For the most vulnerable in society a home is quite literally a sanctuary, the one place they are entitled to feel completely secure and safe in a society in which they are blamed for their plight rather than regarded as victims of it, as justice demands. A home also represents a history, where children are brought up, parents pass away, in which good and bad times are shared. It is essential to a sense of being and self worth, not to mention dignity. These things, without which no decent existence is possible, are precisely the things that are under attack with this bedroom tax.
This is why the sheer and utter cruelty of it transcends words such an iniquitous or unfair. It is nothing short of a violation of the human rights of those impacted, compounded by the fact that it will have a disproportionate impact on the disabled and elderly and sick. The stress being suffered by its victims leading up to its implementation will already have been immeasurable, leaving them feeling even more vulnerable and isolated in the face of decisions being made affecting their lives in which they have no input whatever.
The notion promulgated by the Tories that securing alternative accommodation will be a relatively easy process reveals either extreme ignorance or the sort of callous disregard for the poor which Dickens described in the late 19th century. On the contrary securing rented accommodation in the private sector, which has already seen demand spike in recent years due to the near collapse of the mortgage market as a consequence of the financial crisis and ensuing recession, is a far from simple process. The demand for one bedroom flats in particular far outstrips supply in every major city.

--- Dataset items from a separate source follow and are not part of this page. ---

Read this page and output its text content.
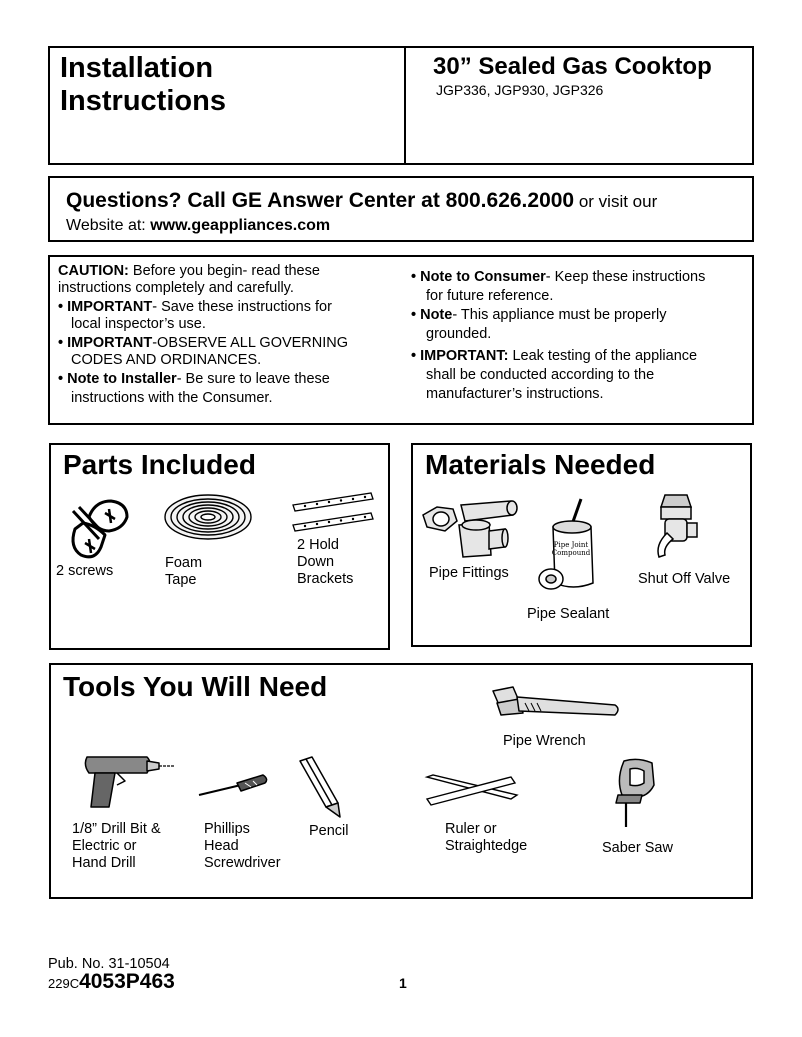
Installation
Instructions
30” Sealed Gas Cooktop
JGP336, JGP930, JGP326
Questions? Call GE Answer Center at 800.626.2000 or visit our
Website at: www.geappliances.com
CAUTION: Before you begin- read these
instructions completely and carefully.
• IMPORTANT- Save these instructions for
local inspector’s use.
• IMPORTANT-OBSERVE ALL GOVERNING
CODES AND ORDINANCES.
• Note to Installer- Be sure to leave these
instructions with the Consumer.
• Note to Consumer- Keep these instructions
for future reference.
• Note- This appliance must be properly
grounded.
• IMPORTANT: Leak testing of the appliance
shall be conducted according to the
manufacturer’s instructions.
Parts Included
2 screws	Foam
Tape
2 Hold
Down
Brackets
Materials Needed
Pipe Fittings
Pipe Joint
Compound
Pipe Sealant
Shut Off Valve
Tools You Will Need
Pipe Wrench
1/8” Drill Bit &
Electric or
Hand Drill
Phillips
Head
Screwdriver
Pencil	Ruler or
Straightedge	Saber Saw
Pub. No. 31-10504
229C4053P463	1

Just last year I was in the position of seeking a one bedroom flat in the private sector and it proved a Herculean task. There were twenty or more applicants for every flat I went to see; and the requirements of letting agencies are almost impossible to meet for anyone who does not have an impeccable credit history and does not earn more than the average salary. Worse, the upfront fees and deposit letting agencies demand means that anyone without savings is toast at the very first hurdle.

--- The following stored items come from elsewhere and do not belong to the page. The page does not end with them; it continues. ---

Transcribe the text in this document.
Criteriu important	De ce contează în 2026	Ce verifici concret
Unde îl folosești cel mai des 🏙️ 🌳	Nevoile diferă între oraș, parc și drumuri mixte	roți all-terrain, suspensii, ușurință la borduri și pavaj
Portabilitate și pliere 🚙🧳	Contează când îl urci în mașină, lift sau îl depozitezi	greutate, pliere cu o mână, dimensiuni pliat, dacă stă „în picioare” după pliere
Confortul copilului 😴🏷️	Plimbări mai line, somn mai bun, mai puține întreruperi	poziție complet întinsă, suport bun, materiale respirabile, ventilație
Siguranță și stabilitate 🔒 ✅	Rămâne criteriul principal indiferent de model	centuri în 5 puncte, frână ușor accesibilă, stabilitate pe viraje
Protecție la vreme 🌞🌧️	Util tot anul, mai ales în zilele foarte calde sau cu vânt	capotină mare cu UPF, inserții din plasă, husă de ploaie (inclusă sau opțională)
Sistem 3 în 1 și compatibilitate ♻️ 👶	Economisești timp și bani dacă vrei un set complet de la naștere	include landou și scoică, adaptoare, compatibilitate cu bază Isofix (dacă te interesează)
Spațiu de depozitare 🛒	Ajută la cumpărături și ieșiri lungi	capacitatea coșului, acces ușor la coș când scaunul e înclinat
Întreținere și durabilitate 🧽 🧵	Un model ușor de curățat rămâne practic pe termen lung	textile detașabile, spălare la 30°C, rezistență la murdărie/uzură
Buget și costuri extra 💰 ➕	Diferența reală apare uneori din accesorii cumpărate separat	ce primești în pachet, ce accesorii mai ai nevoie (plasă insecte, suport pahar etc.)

For people forced into this position as a consequence of the bedroom tax there is also the ludicrous situation whereby local councils will end up putting even more taxpayers' money into the pockets of private landlords to meet rents on one bedroom accommodation that are on average higher than they are in the social housing sector for two bedroom.

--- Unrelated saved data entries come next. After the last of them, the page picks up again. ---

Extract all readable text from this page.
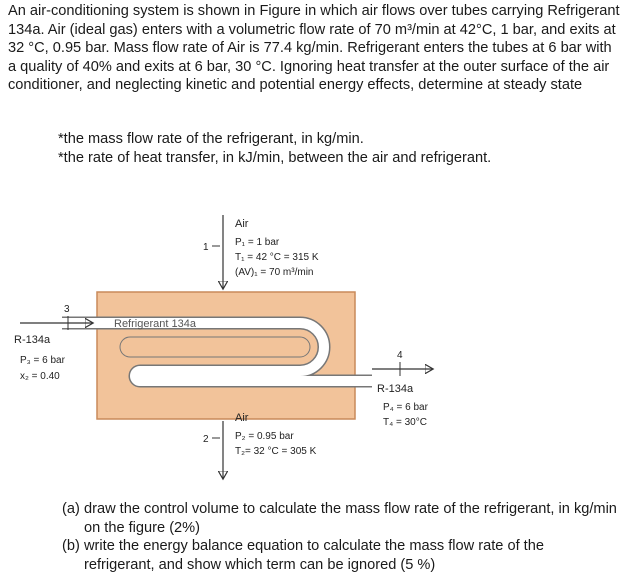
An air-conditioning system is shown in Figure in which air flows over tubes carrying Refrigerant 134a. Air (ideal gas) enters with a volumetric flow rate of 70 m³/min at 42°C, 1 bar, and exits at 32 °C, 0.95 bar. Mass flow rate of Air is 77.4 kg/min. Refrigerant enters the tubes at 6 bar with a quality of 40% and exits at 6 bar, 30 °C. Ignoring heat transfer at the outer surface of the air conditioner, and neglecting kinetic and potential energy effects, determine at steady state
*the mass flow rate of the refrigerant, in kg/min.
*the rate of heat transfer, in kJ/min, between the air and refrigerant.
1
Air
P₁ = 1 bar
T₁ = 42 °C = 315 K
(AV)₁ = 70 m³/min
3
Refrigerant 134a
R-134a
P₃ = 6 bar
x₂ = 0.40
4
R-134a
P₄ = 6 bar
T₄ = 30°C
2
Air
P₂ = 0.95 bar
T₂= 32 °C = 305 K
(a) draw the control volume to calculate the mass flow rate of the refrigerant, in kg/min on the figure (2%)
(b) write the energy balance equation to calculate the mass flow rate of the refrigerant, and show which term can be ignored (5 %)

The housing crisis in this country, the responsibility of past Tory and Labour governments alike, is a national disgrace. It has brought us to the point where, according to Shelter, two million households are currently waiting for social housing in England and Scotland, many of them languishing in temporary accommodation with young children. The solution to this crisis is not to force people already in social housing onto the mercy of the private sector, but an emergency national programme of house building in order to meet demand. Attempting to solve one human crisis by precipitating another describes a country governed by sociopaths.
This is a policy that has either been carefully calibrated to punish those impacted - part of the mass experiment in human despair fashioned by the Tories under the rubric of austerity - or has been so ill conceived as to give immediate cause for alarm over the competency of its authors.
In the short term, of course, it makes little difference to the people and families affected.
What it does and must do is instil a determination and commitment the length and breadth of the UK that this is a line that will not be crossed. Not satisfied with coming for our jobs, public services, schools, hospitals, and amenities, now they are coming for our homes. There is nowhere else to go, nowhere left to retreat. Rights taken are rarely returned and the cost of defeat in this struggle could be felt for generations to come. Whatever it takes to defeat this policy - up to and including breaking the law with acts of non-violent civil disobedience - must be on the table.
Now more than ever it is them or us.